Die Injektionen werden im Büro des Angiologen mit gestreckten Beinen oder in halb sitzender Position durchgeführt. Am Ende jeder Sitzung wird ein Verband angelegt. Komprimierend oder nicht, es sollte so lange gehalten werden, wie es der Arzt verordnet hat. Um gute Ergebnisse zu erzielen, müssen die Sitzungen wiederholt werden. Die Anzahl der Sitzungen und die Zeit dazwischen (ca. 15 Tage) werden nach Anzahl und Zustand der zu behandelnden Krampfadern beurteilt. Im Gegensatz zu einer Operation erfolgt die Lösung nicht sofort und muss wiederholt werden, erfordert jedoch keinen Krankenhausaufenthalt oder Krankheitsurlaub.

Beachten Sie, dass ein bis drei Wochen lang ein "Bluterguss" oder ein Hämatom beobachtet werden kann.

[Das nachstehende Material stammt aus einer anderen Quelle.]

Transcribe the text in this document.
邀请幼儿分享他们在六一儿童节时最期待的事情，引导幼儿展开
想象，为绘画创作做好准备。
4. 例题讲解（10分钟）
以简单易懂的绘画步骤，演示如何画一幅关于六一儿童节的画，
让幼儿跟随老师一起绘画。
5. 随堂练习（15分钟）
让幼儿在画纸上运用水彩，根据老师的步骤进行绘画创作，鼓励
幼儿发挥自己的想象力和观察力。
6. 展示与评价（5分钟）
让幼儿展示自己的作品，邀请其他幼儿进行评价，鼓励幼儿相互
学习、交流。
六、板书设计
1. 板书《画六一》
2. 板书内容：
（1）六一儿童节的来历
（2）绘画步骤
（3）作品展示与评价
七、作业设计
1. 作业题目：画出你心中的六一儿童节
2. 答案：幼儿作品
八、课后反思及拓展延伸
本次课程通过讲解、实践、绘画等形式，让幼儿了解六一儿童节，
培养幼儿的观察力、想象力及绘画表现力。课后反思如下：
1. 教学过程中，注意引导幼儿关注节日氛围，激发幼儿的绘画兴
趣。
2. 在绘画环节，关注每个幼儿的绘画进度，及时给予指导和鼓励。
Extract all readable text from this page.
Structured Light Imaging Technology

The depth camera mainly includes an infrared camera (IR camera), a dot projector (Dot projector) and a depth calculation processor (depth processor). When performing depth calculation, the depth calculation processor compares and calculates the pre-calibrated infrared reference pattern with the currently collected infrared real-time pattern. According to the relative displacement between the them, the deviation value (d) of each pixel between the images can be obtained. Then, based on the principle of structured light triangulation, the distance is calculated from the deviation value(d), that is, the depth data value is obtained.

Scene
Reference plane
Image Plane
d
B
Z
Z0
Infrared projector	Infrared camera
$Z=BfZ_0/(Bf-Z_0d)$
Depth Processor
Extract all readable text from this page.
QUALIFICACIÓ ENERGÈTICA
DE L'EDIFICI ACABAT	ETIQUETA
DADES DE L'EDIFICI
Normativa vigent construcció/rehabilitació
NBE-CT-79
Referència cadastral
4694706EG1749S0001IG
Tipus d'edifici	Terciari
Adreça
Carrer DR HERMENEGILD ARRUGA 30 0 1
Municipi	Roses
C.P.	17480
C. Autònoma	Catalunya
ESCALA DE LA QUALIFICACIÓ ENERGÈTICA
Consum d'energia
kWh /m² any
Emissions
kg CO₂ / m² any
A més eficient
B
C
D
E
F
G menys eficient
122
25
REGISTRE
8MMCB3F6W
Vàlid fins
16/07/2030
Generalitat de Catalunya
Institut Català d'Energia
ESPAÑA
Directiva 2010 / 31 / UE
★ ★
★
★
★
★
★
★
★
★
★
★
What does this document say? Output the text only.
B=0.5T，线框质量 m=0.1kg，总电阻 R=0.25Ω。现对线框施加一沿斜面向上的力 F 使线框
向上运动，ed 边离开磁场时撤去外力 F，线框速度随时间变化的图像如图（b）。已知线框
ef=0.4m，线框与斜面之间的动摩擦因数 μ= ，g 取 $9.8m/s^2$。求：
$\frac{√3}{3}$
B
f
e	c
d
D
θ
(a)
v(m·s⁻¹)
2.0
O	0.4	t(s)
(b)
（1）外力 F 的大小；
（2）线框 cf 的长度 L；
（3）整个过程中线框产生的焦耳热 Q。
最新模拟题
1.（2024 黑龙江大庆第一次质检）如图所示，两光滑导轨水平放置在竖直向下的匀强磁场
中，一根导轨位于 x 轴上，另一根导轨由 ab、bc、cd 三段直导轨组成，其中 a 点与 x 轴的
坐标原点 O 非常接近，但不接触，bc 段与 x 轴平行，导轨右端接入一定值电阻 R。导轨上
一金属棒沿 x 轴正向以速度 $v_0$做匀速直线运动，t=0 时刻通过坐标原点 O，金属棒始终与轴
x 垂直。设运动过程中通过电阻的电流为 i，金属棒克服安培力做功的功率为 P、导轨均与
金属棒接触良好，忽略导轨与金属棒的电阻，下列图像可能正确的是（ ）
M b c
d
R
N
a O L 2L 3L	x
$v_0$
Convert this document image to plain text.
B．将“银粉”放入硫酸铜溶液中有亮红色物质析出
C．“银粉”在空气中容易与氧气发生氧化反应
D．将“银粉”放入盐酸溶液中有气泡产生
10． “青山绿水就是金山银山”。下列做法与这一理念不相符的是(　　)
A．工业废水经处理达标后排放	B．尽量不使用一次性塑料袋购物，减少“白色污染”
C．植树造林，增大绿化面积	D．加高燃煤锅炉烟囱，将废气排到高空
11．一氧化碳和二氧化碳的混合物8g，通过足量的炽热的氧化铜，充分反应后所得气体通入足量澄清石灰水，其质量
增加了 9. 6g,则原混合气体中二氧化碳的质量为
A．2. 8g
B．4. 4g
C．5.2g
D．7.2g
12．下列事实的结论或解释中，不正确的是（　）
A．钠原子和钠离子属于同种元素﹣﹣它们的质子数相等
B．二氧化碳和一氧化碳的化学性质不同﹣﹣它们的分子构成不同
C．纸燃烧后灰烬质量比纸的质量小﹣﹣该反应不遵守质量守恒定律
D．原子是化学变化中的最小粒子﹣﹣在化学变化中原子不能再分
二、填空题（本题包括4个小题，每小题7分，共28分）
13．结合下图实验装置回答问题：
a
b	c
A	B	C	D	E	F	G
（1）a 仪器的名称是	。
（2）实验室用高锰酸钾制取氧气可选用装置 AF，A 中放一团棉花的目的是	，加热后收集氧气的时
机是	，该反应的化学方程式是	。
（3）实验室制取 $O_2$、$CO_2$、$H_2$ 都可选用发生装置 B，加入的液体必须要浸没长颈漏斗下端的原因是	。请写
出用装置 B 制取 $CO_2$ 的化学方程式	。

Sklerotherapie: Was sind die Kontraindikationen und Komplikationen?

Kontraindikationen

Die Kontraindikationen sind recht begrenzt. Die Operation ist verboten (oder verschoben):

  • Während der  Schwangerschaft und Stillzeit
  • Bei thromboembolischem Risiko Vorgeschichte Phlebitis in der ).
  • Bei bekannter Allergie gegen Sklerosierungsmittel
  • Im Fall von längerer Unbeweglichkeit und Bettruhe
  • Im Fall von akuter tiefer Venenthrombose oder Lungenembolie
  • Im Falle der lokalen Infektion im Bereich der Verödung oder schwere generalisierte Infektion.

„Nach den Sitzungen ist es vorzuziehen auszusetzen. In den folgenden Tagen sollten Saunen, heiße Bäder, heftige Sportarten vermieden werden ", empfiehlt Dr. Gérard.

Sollten wir jedoch nicht an während oder kurz vor dem Sommer Sklerose denken? Diese Techniken werden am häufigsten von Oktober bis April praktiziert, aber laut Dr. Gérard ist es wichtiger als die Jahreszeit, sehr vorsichtig zu sein.

Komplikationen

Einige Komplikationen sind schließlich möglich, aber selten:

  • Hyperpigmentierung postinflammatorisch
  • Haarverlängerung
  • Phlebitis
  • Nekrotisches Geschwür.

Bei Schmerzen in der Wade oder im Oberschenkel oder nach Auftreten einer Hautläsion ist es jedoch notwendig, sofort einen Arzt aufzusuchen.